Possible Duplicate:
How to count the frequency of the elements in a list?
I wish to count the number of elements of same value in a list and return a dict as such:
> a = map(int,[x**0.5 for x in range(20)])
> a
> [0, 1, 1, 1, 2, 2, 2, 2, 2, 3, 3, 3, 3, 3, 3, 3, 4, 4, 4, 4]
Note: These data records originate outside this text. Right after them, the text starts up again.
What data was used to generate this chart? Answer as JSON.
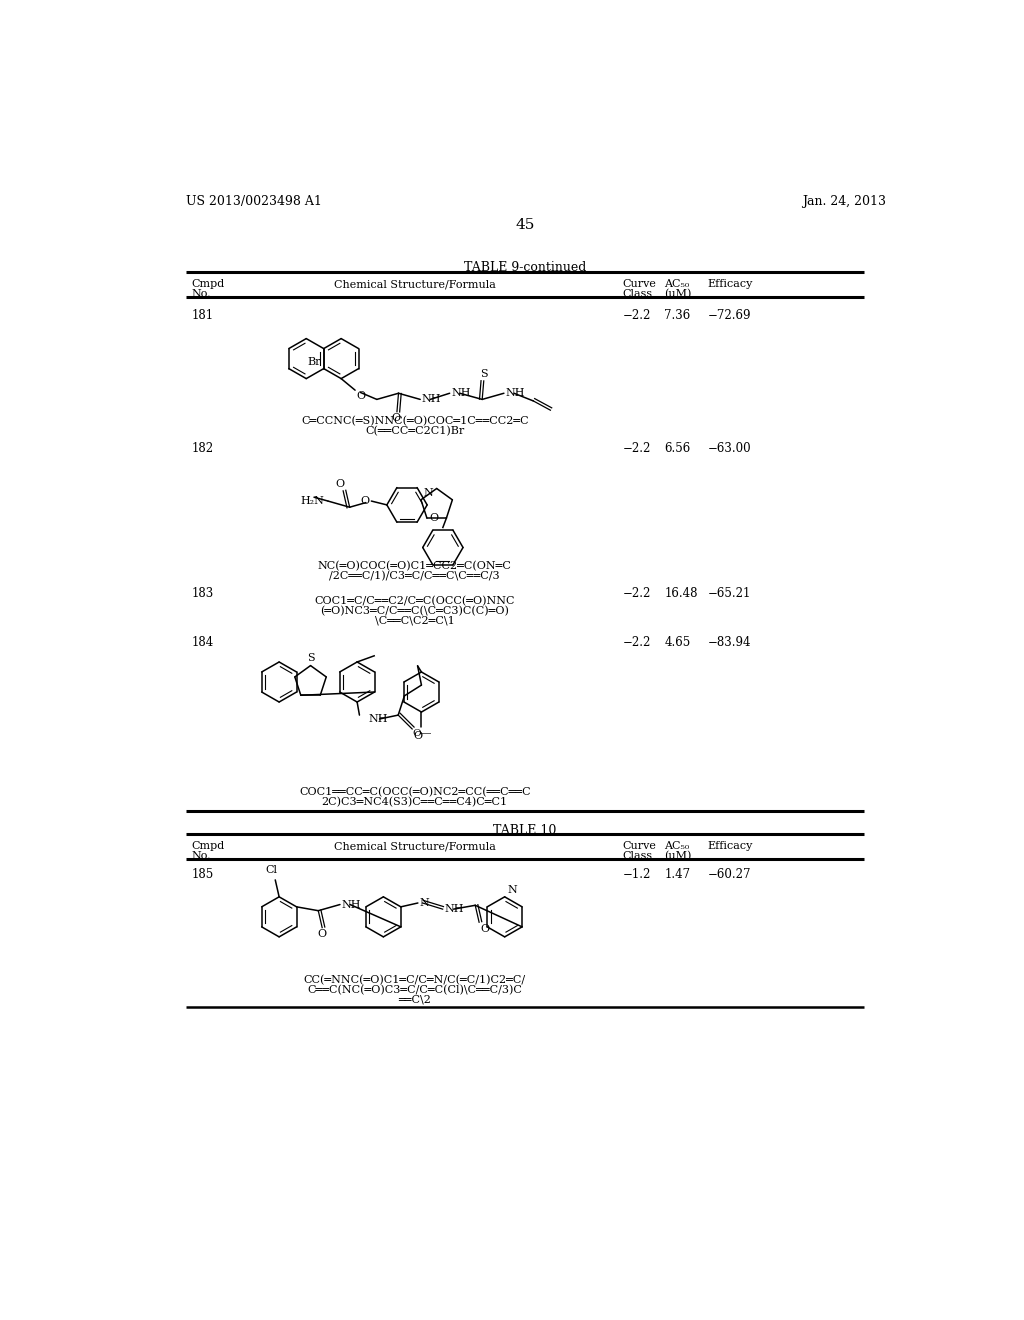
{
  "page_number": "45",
  "patent_number": "US 2013/0023498 A1",
  "patent_date": "Jan. 24, 2013",
  "table1_title": "TABLE 9-continued",
  "table2_title": "TABLE 10",
  "bg_color": "#ffffff",
  "text_color": "#000000",
  "rows": [
    {
      "cmpd": "181",
      "formula_line1": "C═CCNC(═S)NNC(═O)COC═1C══CC2═C",
      "formula_line2": "C(══CC═C2C1)Br",
      "curve": "−2.2",
      "ac50": "7.36",
      "efficacy": "−72.69"
    },
    {
      "cmpd": "182",
      "formula_line1": "NC(═O)COC(═O)C1═CC2═C(ON═C",
      "formula_line2": "/2C══C/1)/C3═C/C══C\\C══C/3",
      "curve": "−2.2",
      "ac50": "6.56",
      "efficacy": "−63.00"
    },
    {
      "cmpd": "183",
      "formula_line1": "COC1═C/C══C2/C═C(OCC(═O)NNC",
      "formula_line2": "(═O)NC3═C/C══C(\\C═C3)C(C)═O)",
      "formula_line3": "\\C══C\\C2═C\\1",
      "curve": "−2.2",
      "ac50": "16.48",
      "efficacy": "−65.21"
    },
    {
      "cmpd": "184",
      "formula_line1": "COC1══CC═C(OCC(═O)NC2═CC(══C══C",
      "formula_line2": "2C)C3═NC4(S3)C══C══C4)C═C1",
      "curve": "−2.2",
      "ac50": "4.65",
      "efficacy": "−83.94"
    }
  ],
  "rows2": [
    {
      "cmpd": "185",
      "formula_line1": "CC(═NNC(═O)C1═C/C═N/C(═C/1)C2═C/",
      "formula_line2": "C══C(NC(═O)C3═C/C═C(Cl)\\C══C/3)C",
      "formula_line3": "══C\\2",
      "curve": "−1.2",
      "ac50": "1.47",
      "efficacy": "−60.27"
    }
  ]
}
> number_of_elements_by_value(a)
> {0:1, 1:3, 2:5, 3:7, 4:4}
I guess it is kind of a histogram?
This is a good way if you don't have collections.Counter available
from collections import defaultdict
d = defaultdict(int)
a = map(int, [x**0.5 for x in range(20)])
for i in a:
d[i] += 1
print d
Use a Counter:
>>> from collections import Counter
>>> a = map(int,[x**0.5 for x in range(20)])
>>> a
[0, 1, 1, 1, 2, 2, 2, 2, 2, 3, 3, 3, 3, 3, 3, 3, 4, 4, 4, 4]
>>> c = Counter(a)
>>> c[2]
5
Use count to get the count of an element in list and set for unique elements:
>>> l = [0, 1, 1, 1, 2, 2, 2, 2, 2, 3, 3, 3, 3, 3, 3, 3, 4, 4, 4, 4]
>>> k = [(x, l.count(x)) for x in set(l)]
>>> k
[(0, 1), (1, 3), (2, 5), (3, 7), (4, 4)]
>>>
>>>
>>> dict(k)
{0: 1, 1: 3, 2: 5, 3: 7, 4: 4}
>>>
Before there was Counter, there was groupby:
>>> a = map(int,[x**0.5 for x in range(20)])
>>> from itertools import groupby
>>> a_hist= dict((g[0],len(list(g[1]))) for g in groupby(a))
>>> a_hist
{0: 1, 1: 3, 2: 5, 3: 7, 4: 4}
(For groupby to work for this purpose, the input list a must be in sorted order. In this case, a is already sorted.)